Rather than a modification or amendment to an existing ground lease, an Additional Ground Space Lease is a new lease (almost always) with a different party than the Lessee of the original ground lease. This type of agreement is most often with a carrier that needs initial or additional space at the site. For example, say you are already party to a ground lease with Crown Castle that includes the 10’x10’ lease area for the tower and just enough lease area that is sufficient for AT&T’s equipment. If an additional carrier (Clearwire/Sprint in the below example) would like to utilize the same tower, they would need to lease additional ground space, since there currently isn’t available room in the ground lease area to add their equipment. In this case Clearwire/Sprint will then contact you, the property owner, to negotiate a new separate ground space lease, as a result of which, you will receive additional rent. Please see the below site plan showing the 7’x7’ Additional Ground Space lease area that is being proposed by Clearwire/Sprint (noted with a red dot and shaded in this example).
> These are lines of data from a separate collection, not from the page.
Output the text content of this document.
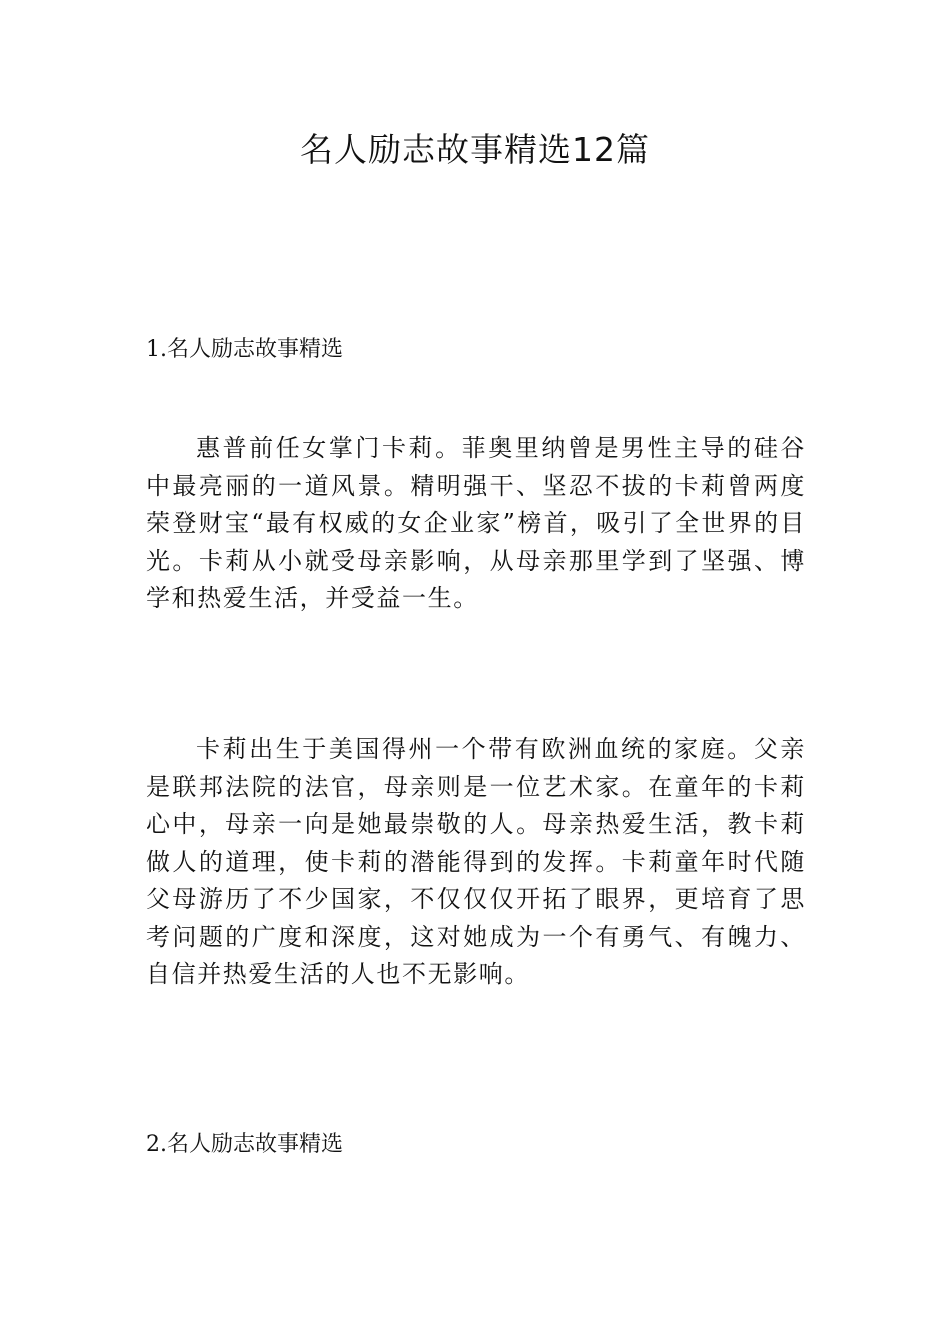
名人励志故事精选12篇
1.名人励志故事精选

惠普前任女掌门卡莉。菲奥里纳曾是男性主导的硅谷中最亮丽的一道风景。精明强干、坚忍不拔的卡莉曾两度荣登财宝“最有权威的女企业家”榜首，吸引了全世界的目光。卡莉从小就受母亲影响，从母亲那里学到了坚强、博学和热爱生活，并受益一生。

卡莉出生于美国得州一个带有欧洲血统的家庭。父亲是联邦法院的法官，母亲则是一位艺术家。在童年的卡莉心中，母亲一向是她最崇敬的人。母亲热爱生活，教卡莉做人的道理，使卡莉的潜能得到的发挥。卡莉童年时代随父母游历了不少国家，不仅仅仅开拓了眼界，更培育了思考问题的广度和深度，这对她成为一个有勇气、有魄力、自信并热爱生活的人也不无影响。

2.名人励志故事精选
Also known as a “tenant lease,” the Tower Collocation Lease is a contract between the wireless carrier and the tower owner, who can either be another wireless carrier or a tower company. Typically the tower owner is already engaged in a ground lease with the property owner, although sometimes the tower owner owns the property upon which the tower is built. When wireless carriers collocate on an existing tower, they make payments to the tower owner directly in exchange for utilizing the tower and ground space. If additional ground space is required, then the wireless carrier would enter into an additional ground space lease with the landowner, in addition to the collocation lease with the tower owner. Please see the below sketch showing the same site as above in which Clearwire/Sprint is proposing equipment on the tower (noted with red dots). You can also see the carrier’s proposed ground equipment to be in the 7’x7’ additional ground space lease (noted with a blue dot).
Lastly, just for additional illustration please see one more example of a proposed tower collocation, where the carrier is proposing to install equipment on the tower (noted with red dots) and the ground space. In this example the tower owner controls sufficient ground space and so an additional ground space lease is not required.